Integrate with decision-making processes. The most sophisticated analysis is worthless if it doesn’t influence decisions. Build dashboards and reports that decision-makers actually use. Iterate based on feedback.
For teams standardizing analytics across organizations—private equity firms managing portfolio companies, venture capital firms tracking fund performance—geospatial analytics becomes a competitive advantage. The ability to evaluate sites, optimize logistics, and understand geographic patterns at scale drives value creation.
Conclusion: Location Intelligence at Scale
BigQuery geospatial analytics transforms how organizations use location data. Native GEOGRAPHY support, comprehensive spatial functions, and integration with Google Cloud’s ecosystem make complex spatial analysis accessible to any team with SQL skills.
For logistics companies, geospatial analytics optimizes routes, reduces costs, and improves service. For real estate teams, it enables data-driven site selection and portfolio analysis. For any organization making location-based decisions, it provides competitive advantage.
The technical foundation is solid: GEOGRAPHY data types, spatial functions like ST_DISTANCE and ST_CONTAINS, clustering and aggregation operations. The business applications are clear: route optimization, site selection, competitive analysis, demographic analysis, and predictive modeling.

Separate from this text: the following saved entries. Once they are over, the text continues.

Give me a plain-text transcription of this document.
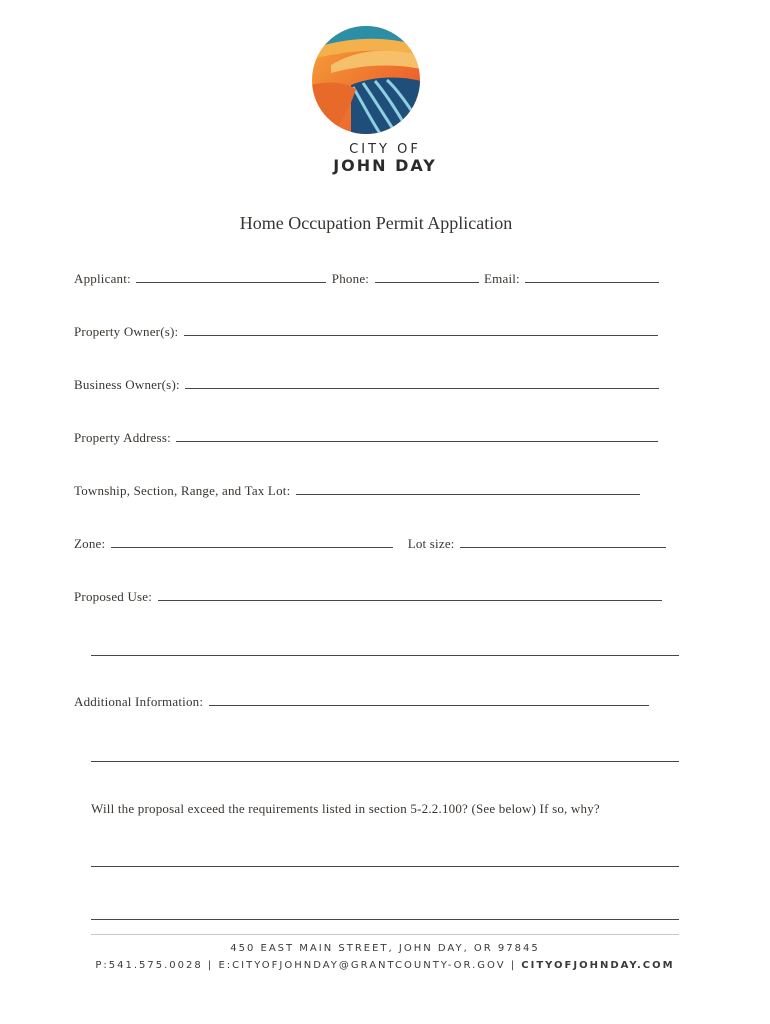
CITY OF
JOHN DAY
Home Occupation Permit Application
Applicant:	Phone:	Email:
Property Owner(s):
Business Owner(s):
Property Address:
Township, Section, Range, and Tax Lot:
Zone:	Lot size:
Proposed Use:
Additional Information:
Will the proposal exceed the requirements listed in section 5-2.2.100? (See below) If so, why?
450 EAST MAIN STREET, JOHN DAY, OR 97845
P:541.575.0028 | E:CITYOFJOHNDAY@GRANTCOUNTY-OR.GOV | CITYOFJOHNDAY.COM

Start with BigQuery’s geospatial documentation, build your first query, and iterate. The insights you uncover will drive decisions that impact your bottom line. For teams building on this foundation with dashboards and embedded analytics, D23’s platform provides the visualization and decision-making layer that turns geospatial data into action.
Geospatial analytics is no longer a specialized domain. It’s a core capability for data-driven organizations. Master it, and you’ll make better decisions faster.